Когда же к этому восхищению новой страной стала примешиваться злоба? Спустя шесть лет Юань уже мог оглянуться и увидеть свой второй шаг к ненависти.
Пути Юаня и Шэна разошлись почти сразу. В конце того долгого путешествия на поезде Шэн влюбился в большой город, где он нашел много себе подобных и заявил, что таким, как он, учиться здесь лучше, чем в других городах, поскольку он хотел изучать стихи, музыку и философию, а к земледелию его сердце не лежало. Юань решил в этой чужой стране научиться тому, что хотел делать всегда, – выращивать растения, возделывать землю и всему в этом роде, – и последнее путешествие окончательно убедило его в верности своего выбора, потому что он решил, что богатство этого народа происходит от земли и несметных урожаев. Поэтому Юань оставил Шэна в том городе и поехал дальше, в другой город, где его могли научить земледелию.
Первым делом Юаню в этой чужой стране нужно было найти себе кров и пропитание. Когда он пришел в университет, там его вполне вежливо встретил седовласый белокожий господин. Он дал ему список мест, где его могут поселить и накормить, и Юань вознамерился найти лучшее из них. В первом же доме, куда он наведался, ему открыла дверь исполинская женщина, немолодая и грузная. Она вытирала голые красные ручищи о передник, обтянувший ее громадный живот.
Юань прежде никогда не видел женщин таких размеров, и в первые мгновения ему даже пришлось отвести взгляд – так невыносим был ее вид, – но потом он как можно любезнее спросил ее:
– Могу ли я поговорить с хозяином этого дома?

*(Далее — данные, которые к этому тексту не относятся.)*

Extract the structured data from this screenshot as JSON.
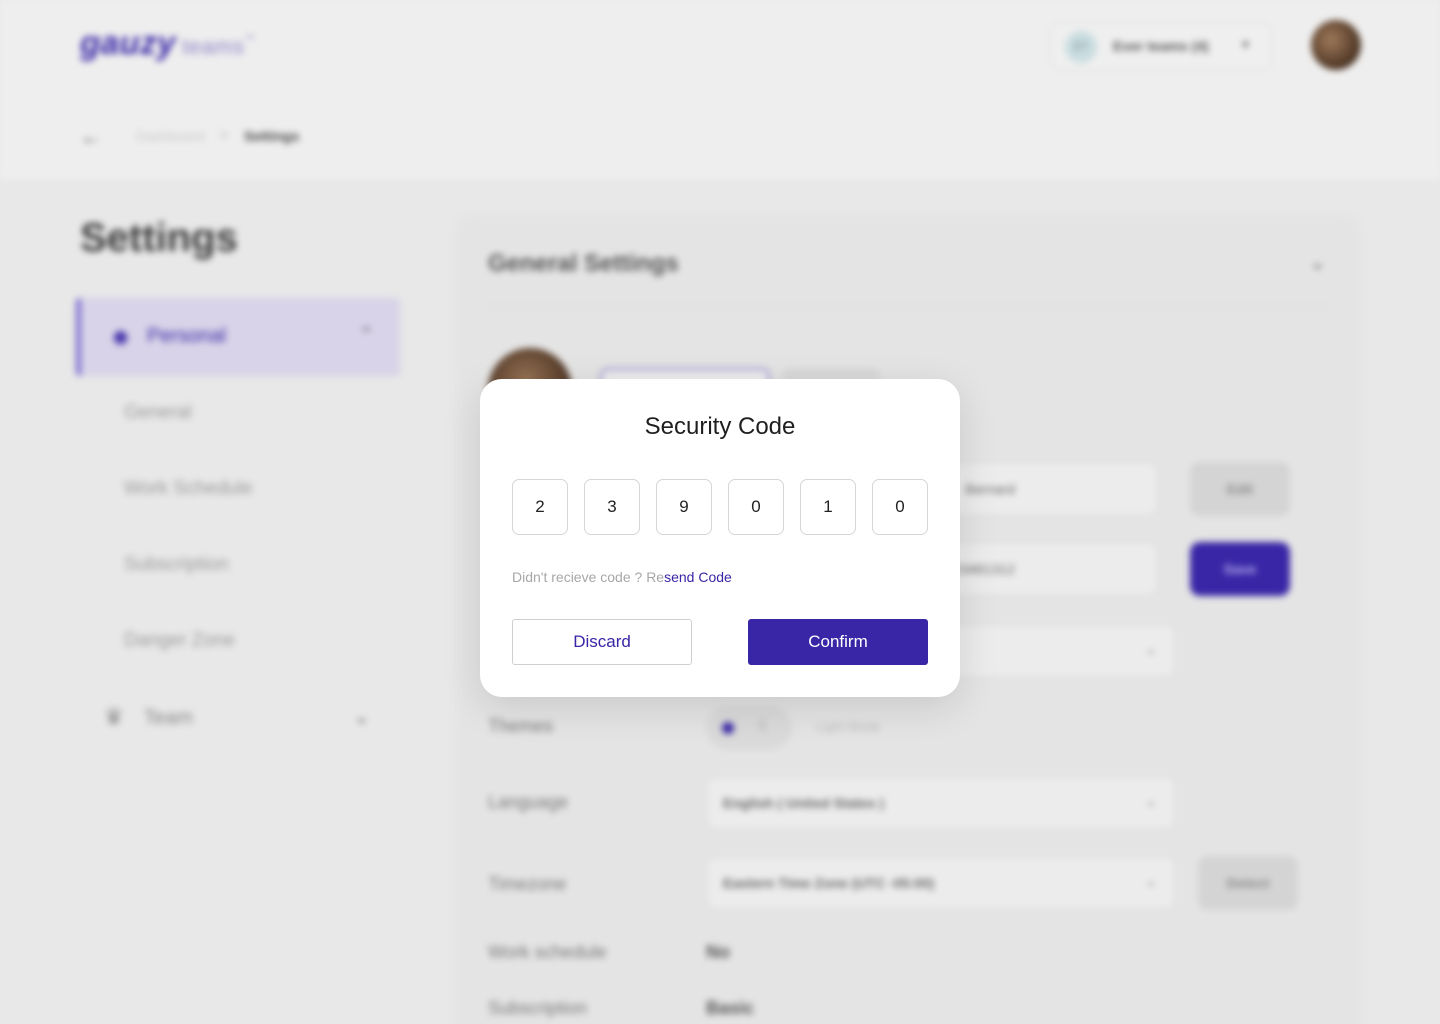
{
  "header": {
    "logo_text": "gauzy",
    "logo_sub": "teams",
    "logo_tm": "™",
    "team_badge": "ET",
    "team_name": "Ever teams (4)",
    "chevron": "▾"
  },
  "breadcrumb": {
    "back": "←",
    "items": [
      "Dashboard",
      "Settings"
    ],
    "separator": ">"
  },
  "sidebar": {
    "title": "Settings",
    "personal_label": "Personal",
    "items": [
      "General",
      "Work Schedule",
      "Subscription",
      "Danger Zone"
    ],
    "team_label": "Team"
  },
  "panel": {
    "title": "General Settings",
    "name_value": "Bernard",
    "phone_value": "+1 6523461312",
    "edit_label": "Edit",
    "save_label": "Save",
    "themes_label": "Themes",
    "theme_value": "Light Mode",
    "language_label": "Language",
    "language_value": "English ( United States )",
    "timezone_label": "Timezone",
    "timezone_value": "Eastern Time Zone (UTC -05:00)",
    "detect_label": "Detect",
    "work_schedule_label": "Work schedule",
    "work_schedule_value": "No",
    "subscription_label": "Subscription",
    "subscription_value": "Basic"
  },
  "modal": {
    "title": "Security Code",
    "digits": [
      "2",
      "3",
      "9",
      "0",
      "1",
      "0"
    ],
    "resend_prefix": "Didn't recieve code ? Re",
    "resend_link": "send Code",
    "discard_label": "Discard",
    "confirm_label": "Confirm"
  },
  "colors": {
    "brand": "#3826a6",
    "overlay_bg": "#e8e8e8",
    "modal_bg": "#ffffff"
  },
  "icons": [
    "back-arrow-icon",
    "user-icon",
    "chevron-up-icon",
    "chevron-down-icon",
    "team-icon",
    "moon-icon"
  ]
}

Тут женщина подбоченилась и ответила очень грубо, резко и громогласно:
– Это мой дом, и никакого хозяина тут отродясь не было, только хозяйка!
Услышав это, Юань пошел прочь, решив заглянуть в другое заведение – ведь не всеми здешними домами заправляют столь отвратительные женщины, и лучше все же жить в доме, где хозяин – мужчина. Ибо эта женщина была поистине невероятна и необъятна, а на голове у нее росли волосы такого цвета, какого Юаню не доводилось прежде видеть на живых людях, и он не поверил бы, что это возможно, если бы не увидел собственными глазами. То был яркий красно-рыжий цвет, чуть потускневший от кухонного жира и дыма. Под этими диковинными волосами блестело толстое круглое лицо, опять-таки красное, но уже багрового оттенка, а на нем сверкали маленькие глазки, голубые, как новый фарфор. Вид этой женщины был невыносим, поэтому Юань опустил взгляд и увидел два бесформенных столба ее ног, смотреть на которые тоже было нельзя, поэтому он отвернулся и, вежливо попрощавшись, поспешил прочь.

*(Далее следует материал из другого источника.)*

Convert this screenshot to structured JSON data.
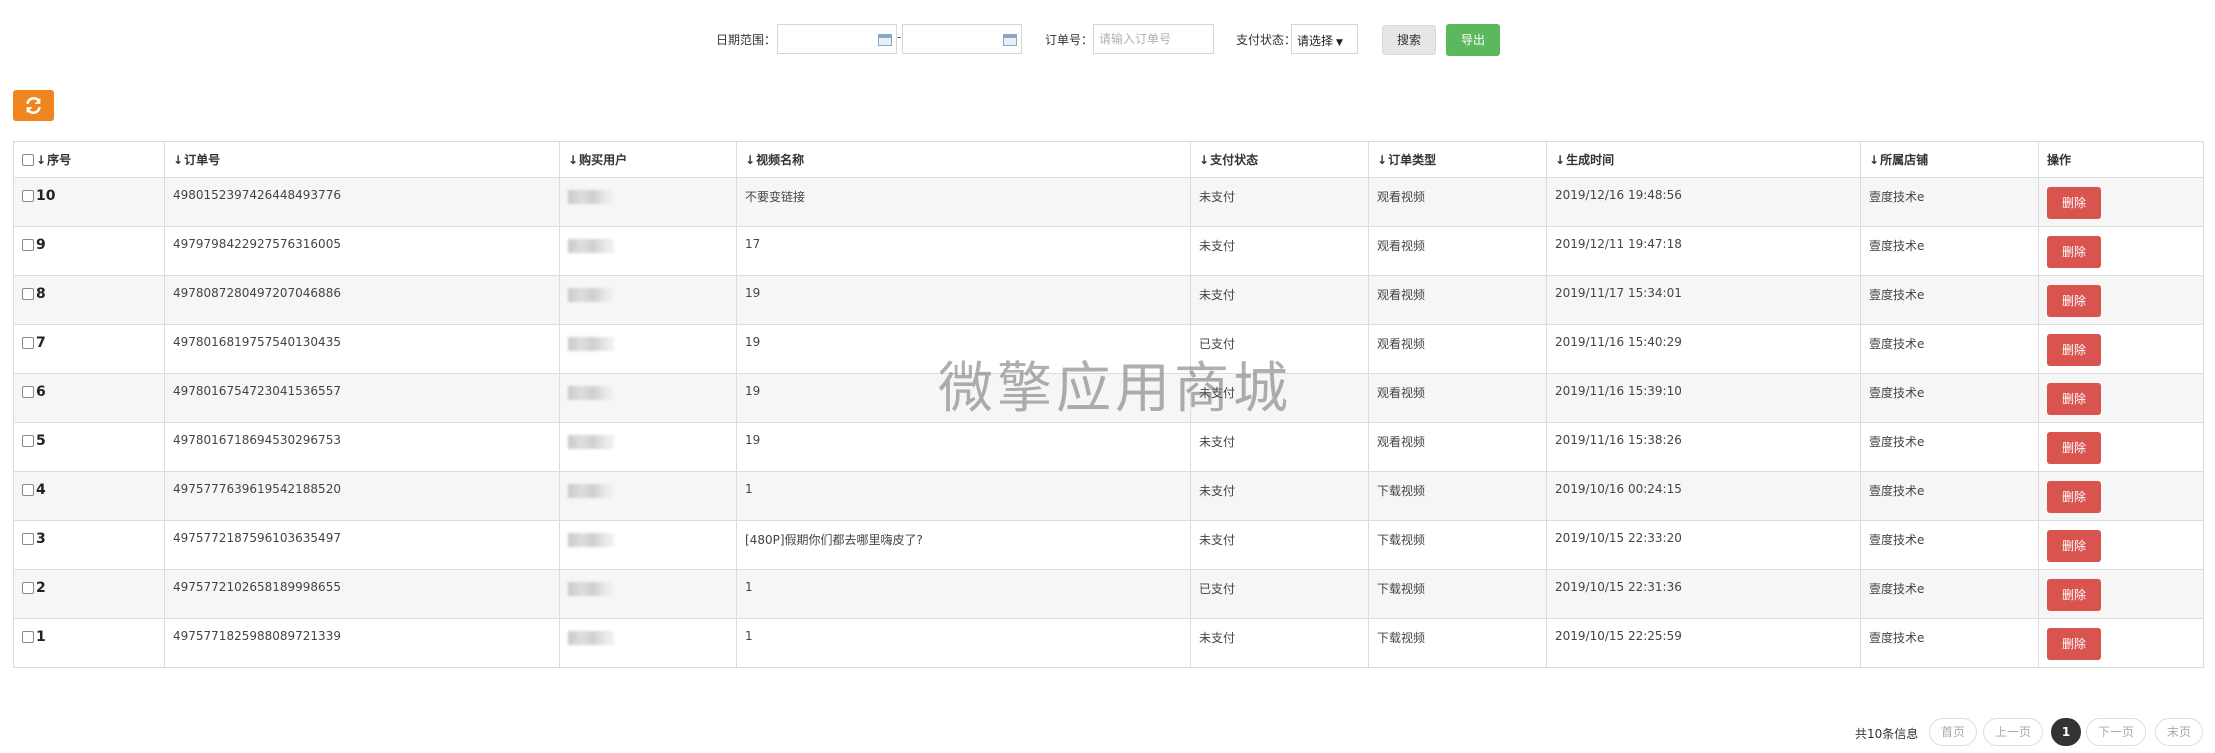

Однако, когда он зашел в другие два дома, где сдавались комнаты, ему отказали. Поначалу он не понимал, в чем дело. Одна женщина сказала: «Все комнаты заняты», однако Юань знал, что это не так, поскольку у входа висела табличка с указанием, что свободные комнаты есть. Потом то же самое повторилось и в третьем, и в четвертом доме. Наконец ему открыли глаза на истинную причину. Хозяин одного из постоялых дворов грубо пробурчал: «Цветных не принимаем». Сперва Юань даже не понял, что это значит, и не сообразил, что его желтоватая кожа имеет необычный для местных окрас, и что его черные глаза и волосы тоже не такие, как у всех. Но в конце концов он все понял, потому что видел тут и там чернокожих людей, и заметил, что они не в почете у белокожих.
Кровь ударила Юаню в лицо, и хозяин, увидев, как тот вспыхнул и помрачнел, добавил уже извиняющимся тоном:
– Жена помогает мне по хозяйству в эти трудные времена, и у нас все жильцы – местные. Они разбегутся, если узнают, что мы селим иностранцев. Но есть места, где таких селят.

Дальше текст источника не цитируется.